I serventi sono subito corsi ai pezzi, alle loro bombarde, che carezzano, ripuliscono, con affettuosità, come se avessero ritrovato, dopo tanti pericoli corsi, una persona loro cara. Così è l’anima semplice del soldato, di quello stesso che è affezionato al podere e all’aratro.
Rimettiamo gli otturatori, scovoliamo per bene le bombarde, e prima di mezzogiorno parte la salva.
Poco dopo arriva l’ordine di cessare il fuoco, e i soldati allora si affaccendano a far pulizia, ad allontanare i morti prossimi, e esplorare le doline, se non vi fossero nemici isolati in insidia.
Quest’ansia di vedere ci prende, ma quale cimitero discoperto ! Non c’è un metro quadro senza un morto. Qui a strada n.8 dove la lotta è stata più tragica, carogne di cavalli si mescolano ai soldati d’entrambe le parti. I ventri gonfi, al sole, già imputridiscono e putono, sicché se non faremo una pronta ed energica disinfezione, morremo tutti infettati.
E quegli otto soldati nemici tutti stesi per un verso, in fila, quasi si fossero disposti a dormire appoggiando il capo sulle gambe del compagno che precede, che cosa significano in così rara positura ? La mitraglia li ha fatti cadere come vili carte da giuoco.
La strada “otto” e le altre sono ingombre, come tutti i punti di cresta intorno a cui si è più combattuto.
E’ la carne, è la carne che si disfa al sole e dice quanto vuota sarebbe la vita se con questo disfacimento terminasse, senza qualcos’altro di eterno.
Ma con questi poveri morti non possiamo aver complimenti: essi devono scomparire al più presto perché si possa ancora vivere.
In questa cappelletta costruita per le messe domenicali il nemico aveva posto un pronto soccorso. Orrore, su tre barelle dormono per sempre i feriti, due dei quali uccisi da una granata che fin lì li ha visitati.
Cadaveri più pericolosi degli altri; chiediamo per telefono abbondante calce, perché le mosche non infettino tutto e tutti. E prima di sera arrivano le squadre per lo sgombro, intere compagnie addette alla bisogna. I morti vengono caricati sulle carrette, a mucchi, e portati lontano. Calce in ogni luogo. Pure, i nostri occhi vedranno ancora sempre lo strazio orrendo.
La sera ci mettiamo in galleria per riposare e dormire, fuori stanno le vedette. Ma nessuna novità s’annunzia nella notte, dopo tanta orgia, che dà al nemico e a noi il bisogno solo di dimenticare.

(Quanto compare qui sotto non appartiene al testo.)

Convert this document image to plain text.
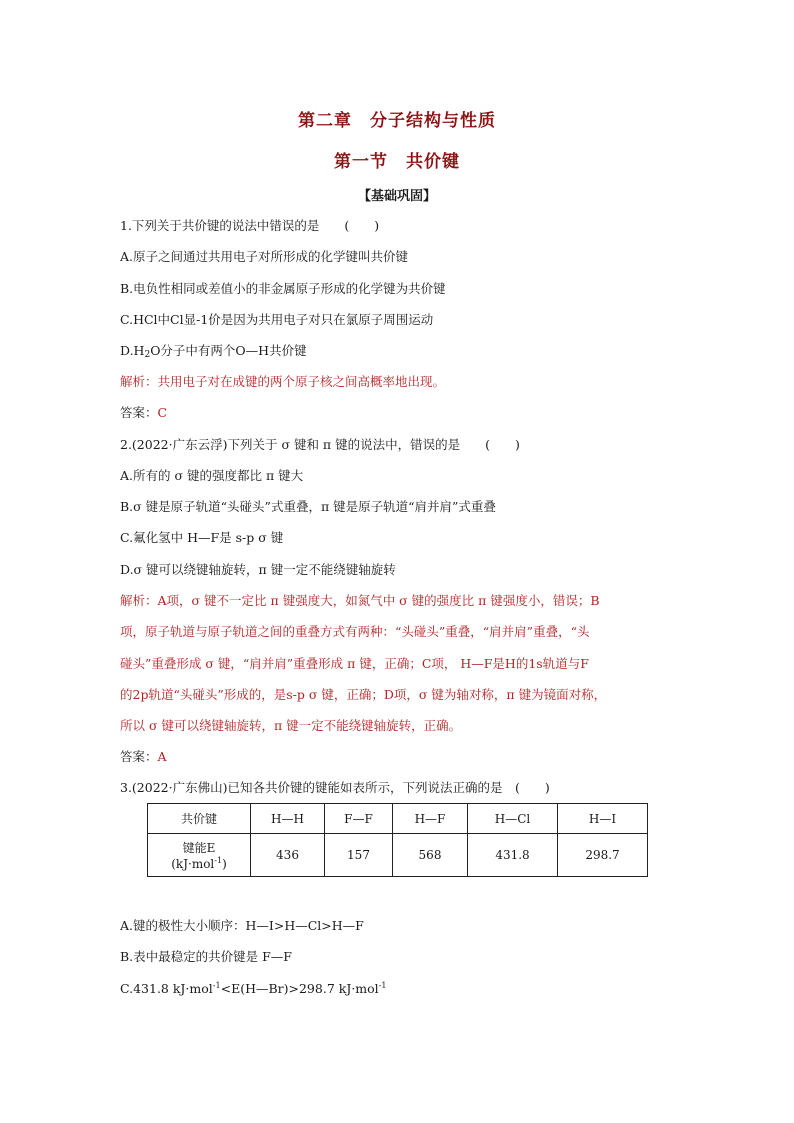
第二章　分子结构与性质
第一节　共价键
【基础巩固】
1.下列关于共价键的说法中错误的是　　(　　)
A.原子之间通过共用电子对所形成的化学键叫共价键
B.电负性相同或差值小的非金属原子形成的化学键为共价键
C.HCl中Cl显-1价是因为共用电子对只在氯原子周围运动
$D.H_2O$分子中有两个O—H共价键
解析：共用电子对在成键的两个原子核之间高概率地出现。
答案：C
2.(2022·广东云浮)下列关于 σ 键和 π 键的说法中，错误的是　　(　　)
A.所有的 σ 键的强度都比 π 键大
B.σ 键是原子轨道“头碰头”式重叠，π 键是原子轨道“肩并肩”式重叠
C.氟化氢中 H—F是 s-p σ 键
D.σ 键可以绕键轴旋转，π 键一定不能绕键轴旋转
解析：A项，σ 键不一定比 π 键强度大，如氮气中 σ 键的强度比 π 键强度小，错误；B
项，原子轨道与原子轨道之间的重叠方式有两种：“头碰头”重叠，“肩并肩”重叠，“头
碰头”重叠形成 σ 键，“肩并肩”重叠形成 π 键，正确；C项， H—F是H的1s轨道与F
的2p轨道“头碰头”形成的，是s-p σ 键，正确；D项，σ 键为轴对称，π 键为镜面对称，
所以 σ 键可以绕键轴旋转，π 键一定不能绕键轴旋转，正确。
答案：A
3.(2022·广东佛山)已知各共价键的键能如表所示，下列说法正确的是　(　　)
共价键	H—H	F—F	H—F	H—Cl	H—I

键能E
(kJ·mol$^{-1}$)	436	157	568	431.8	298.7
A.键的极性大小顺序：H—I>H—Cl>H—F
B.表中最稳定的共价键是 F—F
C.431.8 kJ·mol$^{-1}$<E(H—Br)>298.7 kJ·mol$^{-1}$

Senonché, ancora lezzo: donde viene ? Certo un morto fuggito alla rastrellatura, invano uomini in giro ricercano. Ci mutiamo allora in cani da fiuto, tragici bracchi che seguono l’odore nauseabondo. Ma non si vede nulla, e il puzzo è aumentato. Istintivamente alziamo il capo. Dannazione. Legato a un albero, sta un austriaco in decomposizione. Certo una vedetta fermata al suo posto, secondo il metodo vigliacco, di quelli che differenziano noi dal nostro nemico.
Quest’avanzo di carne viene disciolto; si stacca una gamba già crivellata di ferite, la testa pure sta per staccarsi dal busto; infine un rottame viene raccolto, messo in un telo da tenda e portato lontano, lontano alle squadre di sepoltura.
S.E. Federzoni è a Selva, lo vediamo, si congratula con noi della 357^ che è stata anche citata dal Comando Supremo, fra i reparti che si sono più distinti nella battaglia. La batteria del capitano Carretta è stata distrutta, perduta, dal non aver ricevuto l’ordine di ritirata; S.E. ha pregato i vari comandi di reparto di fare delle proposte per medaglie.
Il mio capitano mi confida che ha pensato a me. Gliene sono grato, anche se alle medaglie tengo meno che al dovere compiuto. Ma quando tutto, di tali proposte, sembra bene incamminato, il comandante di gruppo si rifiuta di mandarle avanti, dicendo che abbiamo fatto il dover nostro, e soggiungendo: “Tanto, le medaglie non contano, e anche quella che ho io me l’hanno regalata”.
Le preghiere del capitano lasciano irremovibile il maggiore, e le nostre azioni rimangono sotto il segno comune del “dovere”, neutro d’infamia e di lode.
Da varie cose noiato, chiedo di tornarmene in artiglieria. Vi avevo diritto già dopo 12 mesi di bombardiere, e io ne avevo fatti 18. Il capitano vuole che attenda per andar via insieme, al termine del suo dodicesimo mese. Ma io ostinato. Chiedo la licenza e l’ottengo.
Arrivo a casa che fisicamente sono mal ridotto, tanto che i miei e la fidanzata se ne spaventano. Ma mi sento forte, i nervi sono saldi. Non penso, soltanto, che i gas aspirati abbiano potuto già minarmi, come infatti era; e sull’orlo del precipizio mi avrebbero condotto, come il povero buon capitano Marucci alla morte.
I miei e tutti mi affollano di domande, ma io rispondo come al solito molto semplicemente.
Il Paese lo sento cambiato. Pur traverso nuovi dolorosi lutti esso è fiducioso, sicuro ormai della fine vittoriosa.
Al mio ritorno dalla licenza trovo giù alla riserva a Selva l’ordine di trasferimento in artiglieria.
Lo telefono ai camerati, e dico che prima di sera sarei passato a salutare. Il capitano mi scongiura di non andare dicendo che potevo proprio all’ultimo correre un inutile rischio.
No, caro buon capitano, il tenente Taccola non partirà, checché avvenga, senza tornare su a salutare, ad abbracciar tutti a rivedere la batteria.
Desino, mi riposo, e dopo mi metto in cammino solo, solo, mentre l’attendente mi prepara le cassette per la partenza.
Giungo in batteria, ricevo il paterno affettuoso rimprovero del capitano, e subito ci mettiamo a chiacchierare. A tutti dispiace la mia partenza, ai colleghi e ai soldati. Questa è la mia medaglia.
Prendiamo un caffè, e via, ché altrimenti la commozione minaccia di travolgerci. Bacio i più cari soldati, saluto tutti gli altri, abbraccio gli ufficiali e via di corsa.
Il capitano però vuole accompagnarmi per un po’ di strada. Tirano qualche colpo. Ma sono inezie, tanto, sento, che tutto andrà bene. Camminiamo sulla ormai famosa strada n° 8. Il capitano mi rimprovera ancora, dolcemente, quell’abbandono. Ma il mio pensiero ormai è fissato.
Ci lasciamo. Un abbraccio ancora, un bacio, una lacrima, e ci separiamo. Ma pure ci voltiamo ancora a riguardarci, al modo degl’innamorati, finché è possibile vederci.